E nella gara per il terzo posto in Nations League, l’Italia si è offerta al Belgio (2-1) grazie alle reti di Nicolò Parilla e Domenico Berardi. Partita: 2-1 “È una partita che giochiamo per niente. Non ha senso essere terzi nella Lega delle Nazioni. Non so perché giochiamo a questo gioco”. Queste parole, pronunciate da Thibaut Courtois discutendo del match contro l’Italia, annunciano la motivazione del belga – e sicuramente dei suoi compagni di squadra – a giocare questa partita. E in questa piccola finale della Lega delle Nazioni, dove sono stati fatti grandi cambiamenti alle due squadre, è stata finalmente l’Italia a battere il Belgio (2-1). Leggi anche Il film viene dall’Italia – Belgio Dopo un netto dominio nel primo tempo, grazie all’animatissimo Federico Chiesa sul fronte d’attacco, l’Italia ha finito per sorprendere la difesa belga al rientro dagli spogliatoi. Nella curva ribattuta male, Nicolo Barilla ha fatto una bella rimonta all’ingresso dell’area (46° posto). Il riposo arriva pochi minuti dopo su rigore di Domenico Berardi (65° posto).

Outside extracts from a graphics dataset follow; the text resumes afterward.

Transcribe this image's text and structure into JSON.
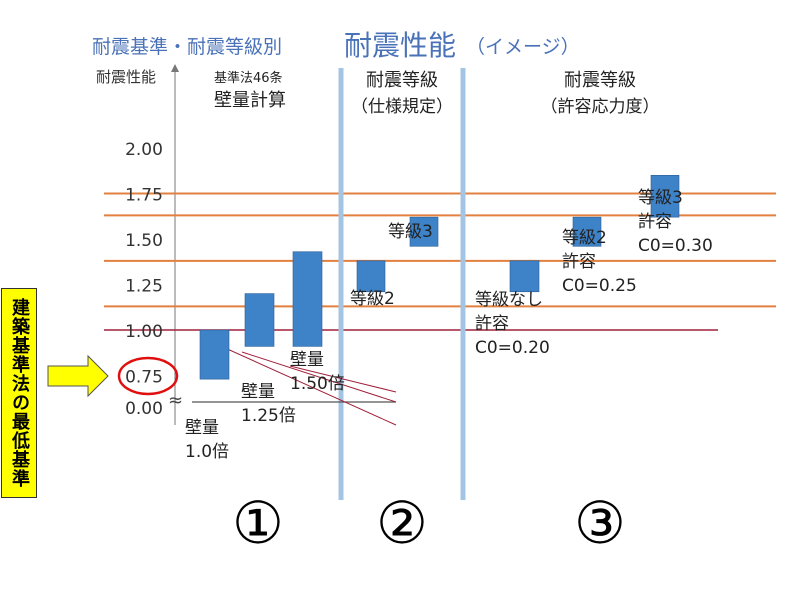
{
  "title": {
    "prefix": "耐震基準・耐震等級別",
    "main": "耐震性能",
    "suffix": "（イメージ）"
  },
  "colors": {
    "title": "#4a72b8",
    "bar": "#3e82c8",
    "hline": "#e28040",
    "baseline": "#a0203a",
    "divider": "#a4c4e4",
    "callout": "#ffff00",
    "circle": "#e01010"
  },
  "sections": [
    {
      "number": "①",
      "heading_small": "基準法46条",
      "heading": "壁量計算"
    },
    {
      "number": "②",
      "heading": "耐震等級",
      "subheading": "（仕様規定）"
    },
    {
      "number": "③",
      "heading": "耐震等級",
      "subheading": "（許容応力度）"
    }
  ],
  "sidebar_label": "建築基準法の最低基準",
  "chart_data": {
    "type": "bar",
    "ylabel": "耐震性能",
    "yticks": [
      "2.00",
      "1.75",
      "1.50",
      "1.25",
      "1.00",
      "0.75",
      "0.00"
    ],
    "ytick_values": [
      2.0,
      1.75,
      1.5,
      1.25,
      1.0,
      0.75,
      0.0
    ],
    "axis_break": "≈",
    "highlighted_tick": "0.75",
    "reference_lines": [
      1.75,
      1.63,
      1.38,
      1.13
    ],
    "baseline_line": 1.0,
    "grid": false,
    "bars": [
      {
        "section": 1,
        "low": 0.73,
        "high": 1.0,
        "label_lines": [
          "壁量",
          "1.0倍"
        ]
      },
      {
        "section": 1,
        "low": 0.91,
        "high": 1.2,
        "label_lines": [
          "壁量",
          "1.25倍"
        ]
      },
      {
        "section": 1,
        "low": 0.91,
        "high": 1.43,
        "label_lines": [
          "壁量",
          "1.50倍"
        ]
      },
      {
        "section": 2,
        "low": 1.21,
        "high": 1.38,
        "label_lines": [
          "等級2"
        ]
      },
      {
        "section": 2,
        "low": 1.46,
        "high": 1.62,
        "label_lines": [
          "等級3"
        ]
      },
      {
        "section": 3,
        "low": 1.21,
        "high": 1.38,
        "label_lines": [
          "等級なし",
          "許容",
          "C0=0.20"
        ]
      },
      {
        "section": 3,
        "low": 1.46,
        "high": 1.62,
        "label_lines": [
          "等級2",
          "許容",
          "C0=0.25"
        ]
      },
      {
        "section": 3,
        "low": 1.62,
        "high": 1.85,
        "label_lines": [
          "等級3",
          "許容",
          "C0=0.30"
        ]
      }
    ]
  }
}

Thibaut Courtois, che giovedì ha affrontato Kylian Mbappe, è partito dalla fascia destra ma non è riuscito a far uscire la palla. Il Belgio avrebbe potuto rimontare più volte nella partita ma Gianluigi Donnarumma, capitano di giornata, ha salvato con le sue somme (25, 81) quando non ha vinto (69, 77). Ha finito per perdere alla fine della partita dopo un tiro intelligente di Charles De Ketelaere tra le sue gambe (1-2, 87). Con questa vittoria l’Italia si classifica terza nella Società delle Nazioni. Giocatore: Chiesa In tutti i modi giusti Continuando dal campionato europeo molto stellare con l’Italia, Federico Chiesa è stato il tuttofare per il sistema di Roberto Mancini. Sempre corretto con la palla, l’attaccante 23enne ha eccelso nei suoi viaggi. La sua capacità di precipitarsi sempre nello spazio lo rende un attaccante formidabile. Avrebbe potuto aprire le marcature nel primo periodo se avesse mostrato più lucidità contro Courtois (40°). Ma ancora una volta, il giocatore della Juventus è a posto con l’Italia. E doveva farlo perché era una delle cose sicure di questa squadra in gran parte riformata.